Por qué cada vez más mujeres de veintitantos años desarrollan diabetes tipo 2

La diabetes tipo 2 se ha considerado durante mucho tiempo una afección asociada a la mediana edad y más allá, vista como el resultado de un deterioro gradual, a lo largo de los años, de la capacidad del cuerpo para usar la insulina eficazmente. Pero nuevos datos procedentes de Inglaterra desafían esa suposición: los expertos informan de un aumento preocupante en las tasas de diagnóstico entre mujeres de veintitantos años.
Las razones de este cambio no se reducen a un único factor. Los expertos afirman que el aumento de las tasas de obesidad, especialmente entre adultos jóvenes, se encuentra en el centro del proceso. Pero eso por sí solo no explica todo el panorama: los estilos de vida sedentarios, la creciente dependencia de alimentos procesados, el sueño alterado y el estrés crónico también se citan como factores contribuyentes.
Para las mujeres jóvenes, la situación conlleva una capa adicional de complejidad: afecciones hormonales como el síndrome de ovario poliquístico (SOP) pueden aumentar la resistencia a la insulina y elevar el riesgo de diabetes tipo 2. El SOP afecta a una proporción significativa de mujeres en edad reproductiva y a menudo se diagnostica tarde, lo que permite que los riesgos metabólicos subyacentes avancen sin ser detectados.
La aparición más temprana de la enfermedad no es simplemente un problema de salud personal, sino un asunto de salud pública a más largo plazo. Cuando la diabetes tipo 2 se diagnostica a una edad temprana, la persona debe convivir con la afección durante muchos más años, lo que aumenta considerablemente el riesgo de complicaciones como enfermedad renal, daño nervioso y problemas cardiovasculares.

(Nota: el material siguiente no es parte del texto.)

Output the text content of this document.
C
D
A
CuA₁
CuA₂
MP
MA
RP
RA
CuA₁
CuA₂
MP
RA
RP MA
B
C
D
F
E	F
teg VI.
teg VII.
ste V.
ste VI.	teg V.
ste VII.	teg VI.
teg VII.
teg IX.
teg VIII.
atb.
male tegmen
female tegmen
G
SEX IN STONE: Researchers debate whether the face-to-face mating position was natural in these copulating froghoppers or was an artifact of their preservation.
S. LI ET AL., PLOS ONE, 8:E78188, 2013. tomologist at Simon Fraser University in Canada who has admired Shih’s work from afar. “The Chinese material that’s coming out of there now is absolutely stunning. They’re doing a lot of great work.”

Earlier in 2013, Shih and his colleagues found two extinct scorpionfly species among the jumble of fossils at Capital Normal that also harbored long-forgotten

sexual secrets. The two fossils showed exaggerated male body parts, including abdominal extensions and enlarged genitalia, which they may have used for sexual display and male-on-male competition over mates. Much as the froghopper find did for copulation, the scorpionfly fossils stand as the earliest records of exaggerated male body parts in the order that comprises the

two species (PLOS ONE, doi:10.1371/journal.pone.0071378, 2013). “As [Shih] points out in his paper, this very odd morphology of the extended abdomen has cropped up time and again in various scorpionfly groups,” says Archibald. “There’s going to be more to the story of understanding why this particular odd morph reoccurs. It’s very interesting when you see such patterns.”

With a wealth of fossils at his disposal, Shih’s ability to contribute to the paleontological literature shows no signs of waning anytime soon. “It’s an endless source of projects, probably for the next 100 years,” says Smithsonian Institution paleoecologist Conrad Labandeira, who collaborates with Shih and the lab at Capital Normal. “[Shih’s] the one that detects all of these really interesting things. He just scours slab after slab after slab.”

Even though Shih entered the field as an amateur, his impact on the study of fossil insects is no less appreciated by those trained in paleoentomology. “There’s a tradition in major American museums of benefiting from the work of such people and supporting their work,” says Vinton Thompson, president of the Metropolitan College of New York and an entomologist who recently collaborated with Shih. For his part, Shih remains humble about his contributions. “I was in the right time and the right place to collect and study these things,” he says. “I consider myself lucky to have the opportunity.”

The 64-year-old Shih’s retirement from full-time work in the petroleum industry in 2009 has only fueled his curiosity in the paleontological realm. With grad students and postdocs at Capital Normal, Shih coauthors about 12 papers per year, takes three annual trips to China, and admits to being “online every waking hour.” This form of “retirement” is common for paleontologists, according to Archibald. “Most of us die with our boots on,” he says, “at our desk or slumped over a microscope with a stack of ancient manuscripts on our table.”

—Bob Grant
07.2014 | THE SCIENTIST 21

Los expertos subrayan que los síntomas tempranos a menudo se pasan por alto o se atribuyen a otras causas. Signos clásicos como sed excesiva, micción frecuente, fatiga inexplicable y visión borrosa pueden ser atribuidos por mujeres jóvenes y activas a causas más benignas como el estrés o la falta de sueño.
Ese retraso en el diagnóstico resulta especialmente preocupante porque las intervenciones sobre el estilo de vida realizadas en las etapas tempranas de la diabetes tipo 2 —cambios en la alimentación, ejercicio regular, control del peso— pueden detener el avance de la enfermedad o incluso revertirlo. Cuanto antes se establezca el diagnóstico, mayor es la probabilidad de que estas intervenciones resulten eficaces.
Los expertos recomiendan que las mujeres jóvenes no descuiden los controles regulares de glucosa en sangre, especialmente si existen antecedentes familiares de diabetes o factores de riesgo como el SOP. Muchos sistemas de salud siguen centrando la edad de detección en la mediana edad y más allá, lo que aumenta el riesgo de que las pacientes jóvenes pasen desapercibidas dentro del sistema.
Los factores sociales también forman parte del panorama. Los horarios laborales de los adultos jóvenes suelen favorecer comidas a horas irregulares y largos periodos sentados, dos hábitos que contribuyen a la resistencia a la insulina. Los expertos sostienen que los lugares de trabajo y las instituciones educativas deben repensarse de forma que faciliten a los adultos jóvenes el desarrollo de hábitos saludables.
El consejo práctico para las familias es no normalizar los síntomas. Si signos como la sed persistente o la fatiga inexplicable se prolongan durante semanas, consultar a un médico aporta una certeza temprana, sea cual sea el resultado, y permite una intervención oportuna si es necesario.
Los expertos concluyen que esta tendencia subraya que la diabetes tipo 2 ya no puede considerarse simplemente una "enfermedad de la mediana edad". Existe un consenso creciente en que los mensajes de salud pública, las campañas de concientización y los protocolos de detección deben actualizarse para incluir también a los adultos jóvenes.